Essen. Die Karstadt-Beschäftigten müssen weiter um die Zukunft ihrer Arbeitsplätze bangen. Die mit Spannung erwarteten Beratungen des Aufsichtsrats über die neuen Sanierungspläne, die ursprünglich für diesen Donnerstag vorgesehen waren, sind nach dem Eigentümerwechsel verschoben worden. Wie Karstadt am Dienstag mitteilte, hat das Kontrollgremium die Sitzung abgesagt, ein neuer Termin stehe noch nicht fest.

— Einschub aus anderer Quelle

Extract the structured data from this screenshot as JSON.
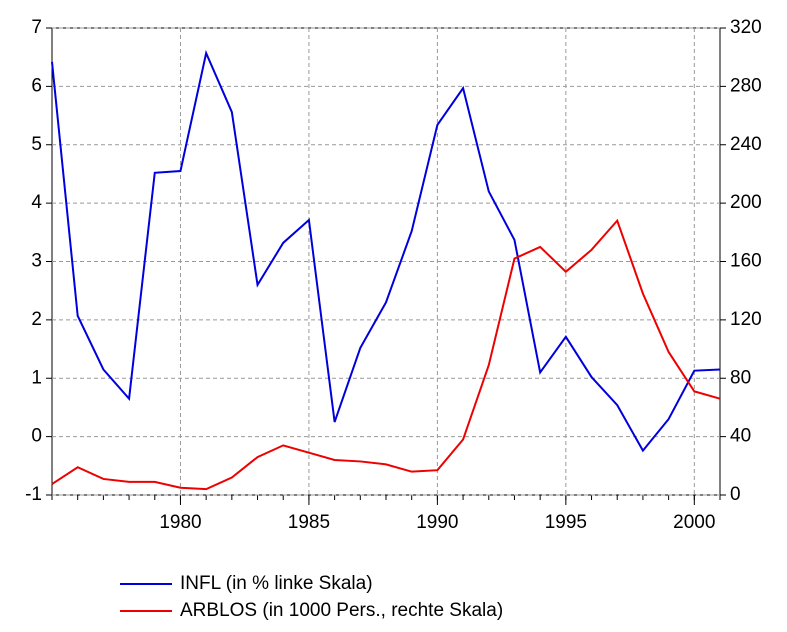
{
  "chart_data": {
    "type": "line",
    "x": [
      1975,
      1976,
      1977,
      1978,
      1979,
      1980,
      1981,
      1982,
      1983,
      1984,
      1985,
      1986,
      1987,
      1988,
      1989,
      1990,
      1991,
      1992,
      1993,
      1994,
      1995,
      1996,
      1997,
      1998,
      1999,
      2000,
      2001
    ],
    "xlim": [
      1975,
      2001
    ],
    "xticks": [
      1980,
      1985,
      1990,
      1995,
      2000
    ],
    "ylim": [
      -1,
      7
    ],
    "yticks": [
      -1,
      0,
      1,
      2,
      3,
      4,
      5,
      6,
      7
    ],
    "y2lim": [
      0,
      320
    ],
    "y2ticks": [
      0,
      40,
      80,
      120,
      160,
      200,
      240,
      280,
      320
    ],
    "grid": true,
    "legend": "bottom",
    "series": [
      {
        "name": "INFL (in % linke Skala)",
        "color": "#0000dd",
        "axis": "y",
        "values": [
          6.42,
          2.07,
          1.15,
          0.65,
          4.52,
          4.55,
          6.57,
          5.56,
          2.6,
          3.32,
          3.71,
          0.25,
          1.52,
          2.3,
          3.52,
          5.34,
          5.97,
          4.2,
          3.37,
          1.1,
          1.71,
          1.02,
          0.54,
          -0.24,
          0.3,
          1.13,
          1.15
        ]
      },
      {
        "name": "ARBLOS (in 1000 Pers., rechte Skala)",
        "color": "#ee0000",
        "axis": "y2",
        "values": [
          7.5,
          19,
          11,
          9,
          9,
          5,
          4,
          12,
          26,
          34,
          29,
          24,
          23,
          21,
          16,
          17,
          38,
          89,
          162,
          170,
          153,
          168,
          188,
          138,
          98,
          71,
          66
        ]
      }
    ]
  }
}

Es solle gewartet werden bis das Bundeskartellamt die Übernahme der angeschlagenen Warenhauskette durch die Signa-Gruppe des österreichischen Immobilieninvestors René Benko freigegeben habe, hieß es in Essen. Außerdem müssten mit dem Besitzerwechsel auch die Vertreter des früheren Eigentümers Nicolas Berggruen in dem Gremium durch Vertreter Benkos ersetzt werden.
Aufsichtsratschef Stephan Fanderl betonte: „Wir werden die Sanierung der Karstadt Warenhaus GmbH zügig und entschlossen angehen. Aber wir können der Entscheidung der Kartellbehörde nicht vorgreifen.“

Nur wenige Tage nach dem Einstieg Benkos bei Karstadt kam es am Montag auch zu ersten Veränderungen in der Führungsspitze der Warenhauskette. Arbeitsdirektor Kai-Uwe Weitz, der Karstadt nach dem  überraschenden Weggang von Eva-Lotta Sjöstedt zusammen mit Finanzvorstand Miguel Müllenbach leitete, verlässt den Konzern „in beiderseitigem Einvernehmen“, wie Karstadt mitteilte. Seine Aufgaben würden vorläufig von Müllenbach mitübernommen.

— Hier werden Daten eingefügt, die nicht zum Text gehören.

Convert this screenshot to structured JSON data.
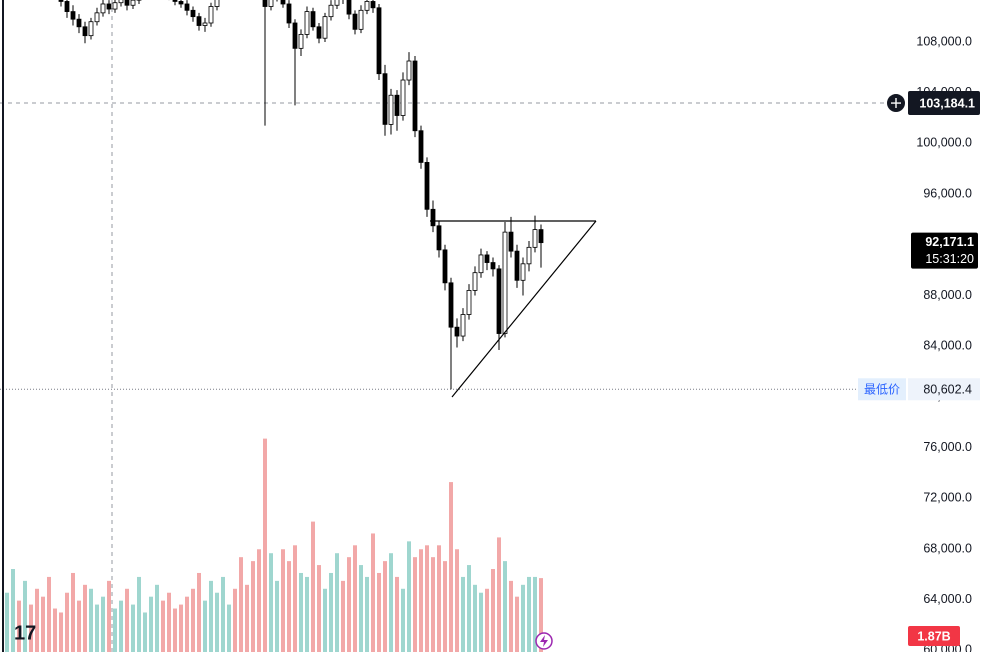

Am Freitag war bekanntgegeben worden, dass der bisherige Eigentümer Nicolas Berggruen die 83 verbliebenen Karstadt-Warenhäuser und die restliche Beteiligung an den Premiumhäusern sowie an den 28 Sporthäusern für einen Euro an Benkos Signa-Holding verkauft. Am gleichen Tag war die Übernahme auch beim Bundeskartellamt angemeldet worden, wie ein Behördensprecher bestätigte. Offiziell hat die Behörde einen Monat Zeit für eine erste Prüfung des Vorhabens. Doch könnte die Entscheidung auch deutlich schneller fallen, wenn die Behörde die Übernahme als unproblematisch einstuft, womit allgemein gerechnet wird.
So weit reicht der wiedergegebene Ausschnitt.